Capillaries blog: AMQP 1.0, scalability update

2026-06-15

Capillaries: single-run vs multi-run scripts

Run is one of the Capillaries cornerstones. In simple terms, a run is the process of executing one or multiple script nodes without any intervention from the operator or other external actors. Simple Capillaries scripts may use only one run. In this case, the message queue is populated with messages that instruct Capillaries to process all nodes in the script.

Sometimes it makes sense. But in other cases, this approach puts unnecessary stress on Capillaries daemons, which are asked to process nodes that are not ready yet. You can call it message pollution - the same message has to be retried again and again until the node it targets becomes ready for processing.

Let's see how bad this pollution can get and what we can do about it.

Single-run script: can Capillaries do better?

Consider this Portfolio integration test, where all nodes are handled in a single run:

The CPU load chart shows a pattern like this - some daemon instances are less loaded than their peers.
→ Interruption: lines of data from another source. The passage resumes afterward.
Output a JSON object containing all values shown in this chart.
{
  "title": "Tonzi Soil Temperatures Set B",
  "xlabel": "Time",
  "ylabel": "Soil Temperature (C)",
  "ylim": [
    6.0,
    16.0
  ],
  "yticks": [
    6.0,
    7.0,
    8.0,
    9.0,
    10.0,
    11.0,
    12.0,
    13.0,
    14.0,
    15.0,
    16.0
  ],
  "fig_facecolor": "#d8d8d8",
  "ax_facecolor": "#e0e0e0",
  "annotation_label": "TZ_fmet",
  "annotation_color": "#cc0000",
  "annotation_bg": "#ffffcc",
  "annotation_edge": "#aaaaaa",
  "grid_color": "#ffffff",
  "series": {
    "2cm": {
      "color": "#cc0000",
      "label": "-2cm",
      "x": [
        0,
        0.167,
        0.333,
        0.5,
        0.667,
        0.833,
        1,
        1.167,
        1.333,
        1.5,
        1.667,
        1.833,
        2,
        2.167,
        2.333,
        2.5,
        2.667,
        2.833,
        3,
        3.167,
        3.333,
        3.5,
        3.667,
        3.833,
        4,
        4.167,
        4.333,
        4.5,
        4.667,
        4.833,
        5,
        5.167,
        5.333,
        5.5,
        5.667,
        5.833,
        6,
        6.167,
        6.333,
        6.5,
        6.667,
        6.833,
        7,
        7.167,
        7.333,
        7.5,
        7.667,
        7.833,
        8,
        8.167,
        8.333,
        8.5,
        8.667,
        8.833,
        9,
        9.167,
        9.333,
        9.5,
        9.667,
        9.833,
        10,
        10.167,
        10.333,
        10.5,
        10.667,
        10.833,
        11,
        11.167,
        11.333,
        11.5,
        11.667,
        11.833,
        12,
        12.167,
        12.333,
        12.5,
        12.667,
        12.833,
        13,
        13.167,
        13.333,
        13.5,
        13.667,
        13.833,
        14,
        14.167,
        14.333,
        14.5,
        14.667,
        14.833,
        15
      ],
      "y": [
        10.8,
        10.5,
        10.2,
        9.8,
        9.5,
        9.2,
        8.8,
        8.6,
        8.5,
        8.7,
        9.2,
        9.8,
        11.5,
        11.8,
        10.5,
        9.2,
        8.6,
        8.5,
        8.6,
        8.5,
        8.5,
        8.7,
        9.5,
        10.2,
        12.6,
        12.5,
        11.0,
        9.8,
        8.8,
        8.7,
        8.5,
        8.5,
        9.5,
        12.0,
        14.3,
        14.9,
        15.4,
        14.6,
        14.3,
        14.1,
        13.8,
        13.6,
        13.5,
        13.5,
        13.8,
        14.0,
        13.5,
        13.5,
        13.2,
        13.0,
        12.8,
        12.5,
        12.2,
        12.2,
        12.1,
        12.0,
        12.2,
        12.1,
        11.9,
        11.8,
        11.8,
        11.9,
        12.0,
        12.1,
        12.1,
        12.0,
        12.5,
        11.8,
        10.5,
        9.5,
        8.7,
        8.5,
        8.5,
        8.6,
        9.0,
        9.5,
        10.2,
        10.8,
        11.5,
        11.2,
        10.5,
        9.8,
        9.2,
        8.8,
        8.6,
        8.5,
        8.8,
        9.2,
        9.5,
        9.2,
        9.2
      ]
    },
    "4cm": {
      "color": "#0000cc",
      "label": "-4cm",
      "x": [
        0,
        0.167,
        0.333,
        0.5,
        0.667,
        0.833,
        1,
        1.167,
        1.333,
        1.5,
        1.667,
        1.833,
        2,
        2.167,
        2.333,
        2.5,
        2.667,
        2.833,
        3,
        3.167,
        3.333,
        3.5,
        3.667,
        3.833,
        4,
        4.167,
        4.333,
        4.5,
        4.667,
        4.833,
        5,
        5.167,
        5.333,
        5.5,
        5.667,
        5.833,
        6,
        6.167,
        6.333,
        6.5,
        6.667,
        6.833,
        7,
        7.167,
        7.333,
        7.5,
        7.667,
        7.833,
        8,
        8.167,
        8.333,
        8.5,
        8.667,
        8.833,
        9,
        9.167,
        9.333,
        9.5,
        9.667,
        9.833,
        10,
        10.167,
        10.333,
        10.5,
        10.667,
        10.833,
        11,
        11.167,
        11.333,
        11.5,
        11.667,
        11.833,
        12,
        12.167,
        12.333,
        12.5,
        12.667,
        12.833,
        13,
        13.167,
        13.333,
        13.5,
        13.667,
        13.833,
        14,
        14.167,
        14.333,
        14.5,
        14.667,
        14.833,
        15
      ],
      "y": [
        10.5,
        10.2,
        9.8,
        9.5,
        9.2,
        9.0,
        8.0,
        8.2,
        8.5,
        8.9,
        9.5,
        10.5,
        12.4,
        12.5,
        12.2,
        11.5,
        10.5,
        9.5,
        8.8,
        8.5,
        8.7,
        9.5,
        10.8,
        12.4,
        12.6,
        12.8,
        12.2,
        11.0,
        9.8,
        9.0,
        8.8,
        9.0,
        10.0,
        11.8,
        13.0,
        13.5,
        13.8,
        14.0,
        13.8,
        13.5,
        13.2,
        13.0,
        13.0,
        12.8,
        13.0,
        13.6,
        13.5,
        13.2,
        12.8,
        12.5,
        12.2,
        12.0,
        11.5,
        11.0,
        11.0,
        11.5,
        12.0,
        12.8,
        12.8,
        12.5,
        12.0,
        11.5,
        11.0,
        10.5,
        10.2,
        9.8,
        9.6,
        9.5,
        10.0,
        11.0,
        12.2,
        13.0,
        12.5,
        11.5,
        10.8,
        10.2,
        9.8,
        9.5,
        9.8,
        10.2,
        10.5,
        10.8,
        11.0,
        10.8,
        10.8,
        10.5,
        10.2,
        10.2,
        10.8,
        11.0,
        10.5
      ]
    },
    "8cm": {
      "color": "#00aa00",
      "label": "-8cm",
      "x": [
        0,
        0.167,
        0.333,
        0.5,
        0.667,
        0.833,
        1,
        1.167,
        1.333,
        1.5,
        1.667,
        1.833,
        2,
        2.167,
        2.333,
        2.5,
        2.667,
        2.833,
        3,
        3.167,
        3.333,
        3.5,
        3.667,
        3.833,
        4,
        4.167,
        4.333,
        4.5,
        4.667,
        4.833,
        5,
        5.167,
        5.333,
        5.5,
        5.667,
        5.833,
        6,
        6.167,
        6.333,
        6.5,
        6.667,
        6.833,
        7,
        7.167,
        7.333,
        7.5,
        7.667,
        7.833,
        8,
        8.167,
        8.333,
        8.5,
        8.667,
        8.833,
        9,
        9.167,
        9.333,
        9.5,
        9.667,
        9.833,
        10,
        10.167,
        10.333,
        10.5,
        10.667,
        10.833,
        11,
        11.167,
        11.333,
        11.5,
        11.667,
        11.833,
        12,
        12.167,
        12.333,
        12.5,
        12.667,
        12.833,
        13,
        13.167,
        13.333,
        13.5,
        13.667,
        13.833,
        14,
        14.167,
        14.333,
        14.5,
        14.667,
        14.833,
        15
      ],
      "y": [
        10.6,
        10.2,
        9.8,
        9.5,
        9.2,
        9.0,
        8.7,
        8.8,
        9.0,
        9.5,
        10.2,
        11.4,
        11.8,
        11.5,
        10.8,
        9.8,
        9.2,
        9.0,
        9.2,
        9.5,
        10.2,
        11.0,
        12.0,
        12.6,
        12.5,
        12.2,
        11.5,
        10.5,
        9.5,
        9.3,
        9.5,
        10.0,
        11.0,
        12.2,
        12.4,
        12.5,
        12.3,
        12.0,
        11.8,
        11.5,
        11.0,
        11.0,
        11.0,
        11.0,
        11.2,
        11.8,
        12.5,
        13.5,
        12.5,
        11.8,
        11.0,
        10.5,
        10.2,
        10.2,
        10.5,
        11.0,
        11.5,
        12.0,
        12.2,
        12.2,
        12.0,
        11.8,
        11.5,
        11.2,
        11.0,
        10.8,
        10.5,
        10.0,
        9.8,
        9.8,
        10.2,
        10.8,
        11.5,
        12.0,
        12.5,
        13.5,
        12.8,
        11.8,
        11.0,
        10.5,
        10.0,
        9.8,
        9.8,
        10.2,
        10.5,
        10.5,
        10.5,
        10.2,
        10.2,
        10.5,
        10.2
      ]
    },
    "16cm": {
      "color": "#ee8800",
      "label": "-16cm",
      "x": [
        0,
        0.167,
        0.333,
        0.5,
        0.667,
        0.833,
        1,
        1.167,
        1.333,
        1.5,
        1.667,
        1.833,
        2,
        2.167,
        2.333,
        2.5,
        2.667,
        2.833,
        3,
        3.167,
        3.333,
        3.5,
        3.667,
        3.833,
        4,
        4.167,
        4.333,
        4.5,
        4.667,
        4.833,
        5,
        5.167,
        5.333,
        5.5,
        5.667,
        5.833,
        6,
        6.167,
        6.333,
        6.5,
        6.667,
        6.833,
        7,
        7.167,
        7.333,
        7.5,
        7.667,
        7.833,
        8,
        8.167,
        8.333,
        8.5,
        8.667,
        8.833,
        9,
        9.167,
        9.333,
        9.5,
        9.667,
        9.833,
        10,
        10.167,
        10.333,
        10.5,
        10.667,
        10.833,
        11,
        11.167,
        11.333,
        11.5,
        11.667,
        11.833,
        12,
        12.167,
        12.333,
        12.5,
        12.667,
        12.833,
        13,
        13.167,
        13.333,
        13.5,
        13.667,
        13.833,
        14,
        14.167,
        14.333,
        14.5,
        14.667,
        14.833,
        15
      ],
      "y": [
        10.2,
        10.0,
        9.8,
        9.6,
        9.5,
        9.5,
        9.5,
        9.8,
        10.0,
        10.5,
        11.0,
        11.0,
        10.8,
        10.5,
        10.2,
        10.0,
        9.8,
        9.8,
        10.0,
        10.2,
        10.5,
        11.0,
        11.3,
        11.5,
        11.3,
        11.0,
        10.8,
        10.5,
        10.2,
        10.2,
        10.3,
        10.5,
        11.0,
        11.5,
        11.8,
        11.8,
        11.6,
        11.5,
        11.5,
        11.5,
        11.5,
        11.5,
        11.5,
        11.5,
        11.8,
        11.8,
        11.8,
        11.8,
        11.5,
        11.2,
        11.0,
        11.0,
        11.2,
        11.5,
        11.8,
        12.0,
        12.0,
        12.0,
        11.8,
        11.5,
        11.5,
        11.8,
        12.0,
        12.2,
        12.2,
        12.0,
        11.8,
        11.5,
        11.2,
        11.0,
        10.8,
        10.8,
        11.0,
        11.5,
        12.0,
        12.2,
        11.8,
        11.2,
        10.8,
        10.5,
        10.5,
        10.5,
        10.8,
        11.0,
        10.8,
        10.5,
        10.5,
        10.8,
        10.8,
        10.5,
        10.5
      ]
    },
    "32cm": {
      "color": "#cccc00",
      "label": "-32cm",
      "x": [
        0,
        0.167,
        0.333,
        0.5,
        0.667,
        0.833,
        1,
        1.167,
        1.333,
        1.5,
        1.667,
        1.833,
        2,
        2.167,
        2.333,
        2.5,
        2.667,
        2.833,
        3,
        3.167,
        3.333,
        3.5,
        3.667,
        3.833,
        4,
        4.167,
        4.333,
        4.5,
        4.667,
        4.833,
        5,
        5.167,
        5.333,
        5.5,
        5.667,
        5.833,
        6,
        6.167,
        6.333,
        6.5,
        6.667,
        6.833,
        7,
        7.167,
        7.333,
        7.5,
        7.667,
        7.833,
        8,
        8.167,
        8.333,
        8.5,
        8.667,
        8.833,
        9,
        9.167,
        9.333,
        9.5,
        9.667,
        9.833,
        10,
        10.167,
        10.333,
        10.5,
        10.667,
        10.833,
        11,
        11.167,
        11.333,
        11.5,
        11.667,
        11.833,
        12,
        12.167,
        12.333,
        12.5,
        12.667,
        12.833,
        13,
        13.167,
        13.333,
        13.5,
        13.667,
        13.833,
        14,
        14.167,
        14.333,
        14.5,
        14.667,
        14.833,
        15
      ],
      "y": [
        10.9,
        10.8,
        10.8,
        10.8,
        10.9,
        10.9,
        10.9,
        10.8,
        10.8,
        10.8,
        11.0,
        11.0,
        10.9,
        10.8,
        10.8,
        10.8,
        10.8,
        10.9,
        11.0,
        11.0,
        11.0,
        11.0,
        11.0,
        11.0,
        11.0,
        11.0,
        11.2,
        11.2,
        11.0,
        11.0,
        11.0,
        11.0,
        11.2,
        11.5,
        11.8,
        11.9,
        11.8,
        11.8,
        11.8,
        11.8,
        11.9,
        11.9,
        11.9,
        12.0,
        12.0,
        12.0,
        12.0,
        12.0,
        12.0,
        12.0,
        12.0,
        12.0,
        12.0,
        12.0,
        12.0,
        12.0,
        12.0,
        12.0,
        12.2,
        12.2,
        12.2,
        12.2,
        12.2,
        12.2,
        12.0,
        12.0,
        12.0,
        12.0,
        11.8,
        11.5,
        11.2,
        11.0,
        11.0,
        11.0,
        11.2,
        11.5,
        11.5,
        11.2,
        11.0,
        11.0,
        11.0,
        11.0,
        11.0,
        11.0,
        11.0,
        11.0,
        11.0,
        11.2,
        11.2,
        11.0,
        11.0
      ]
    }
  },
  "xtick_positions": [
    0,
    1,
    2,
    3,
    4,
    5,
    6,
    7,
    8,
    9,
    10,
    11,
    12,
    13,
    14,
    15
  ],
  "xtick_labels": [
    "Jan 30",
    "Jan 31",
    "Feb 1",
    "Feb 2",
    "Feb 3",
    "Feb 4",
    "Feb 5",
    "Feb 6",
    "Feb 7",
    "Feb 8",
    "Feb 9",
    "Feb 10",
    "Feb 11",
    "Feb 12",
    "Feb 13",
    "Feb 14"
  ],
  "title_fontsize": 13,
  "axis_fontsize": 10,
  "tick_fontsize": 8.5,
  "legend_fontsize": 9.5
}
Ideally, we would expect CPU load to be evenly distributed across all instances. This imbalance occurs when daemon instances, instead of performing actual data processing, spend time pulling messages from the queue only to discover that they have arrived too early and must be returned to the queue:

If you are new to Capillaries CPU load charts, start with the ARK portfolio performance calculation at (slightly bigger) scale blog post. It explains what the different sections of the chart represent: loading data, joins, Python calculations, and producing summaries.

For reference, the Prometheus legend for the chart above is as follows: Cassandra instances have IP addresses ending in 11, 12, 13, and 14; Capillaries instances end in 101, 102, 103, and 104; localhost is the bastion instance.

The chart below shows that, at each processing stage (a colored layer in the diagram), daemon instances receive two kinds of messages from the queue:

Relevant messages that can be processed at the current stage (the sum of all batches for the layer, shown in the white arrow annotations).
Premature messages that target nodes which are not yet ready for processing (the combined totals from subsequent layers).

The red circles on the CPU chart above highlight places where 1,682 premature messages interfere with 1,051 relevant messages while Capillaries processes the "01_*"" nodes. Later, 122 premature messages interfere with 500 relevant messages as Capillaries finishes processing the "04_calc_account_period_perf" node.

The pattern is clear: one unlucky daemon instance pulls a long sequence of premature messages, spends time analyzing them and returning them to the queue, and only then receives the next relevant message. These premature messages create unnecessary overhead and slow down script execution.

Multi-run script is the answer

Let's split the script node layers into four separate runs:

The overall execution time is now 465 + 279 + 157 + 44 = 945 seconds, compared to 1,025 seconds before - a promising improvement. The CPU load is also perfectly uniform across all daemon instances:

And here is the new message breakdown: relevant versus premature messages:

There is no longer any evidence of premature messages interfering with relevant ones.

Why do we have premature messages in the first place?

Capillaries cannot rely on daemon instances to generate messages for the next processing stage because those instances can fail at any time. Creating all messages for a run in a single step (via the API call or Toolbelt) and letting the message queue handle retries is both simpler and more reliable than implementing a complex orchestration mechanism that manages the lifecycle of every message individually.

Consider this a design trade-off.

Can we tell the message queue to hold back premature messages?

With AMQP, no.

However, we can implement a custom message queue that is smarter than a generic AMQP broker. Capillaries includes an experimental message queue broker called CapiMQ.

CapiMQ understands the internal structure of Capillaries messages - a luxury that standard message brokers do not have. When a message is returned to the queue because its target node is not yet ready, CapiMQ moves all messages for that node to the end of the queue.

As of June 2026, CapiMQ is still an experimental component and is not production-ready.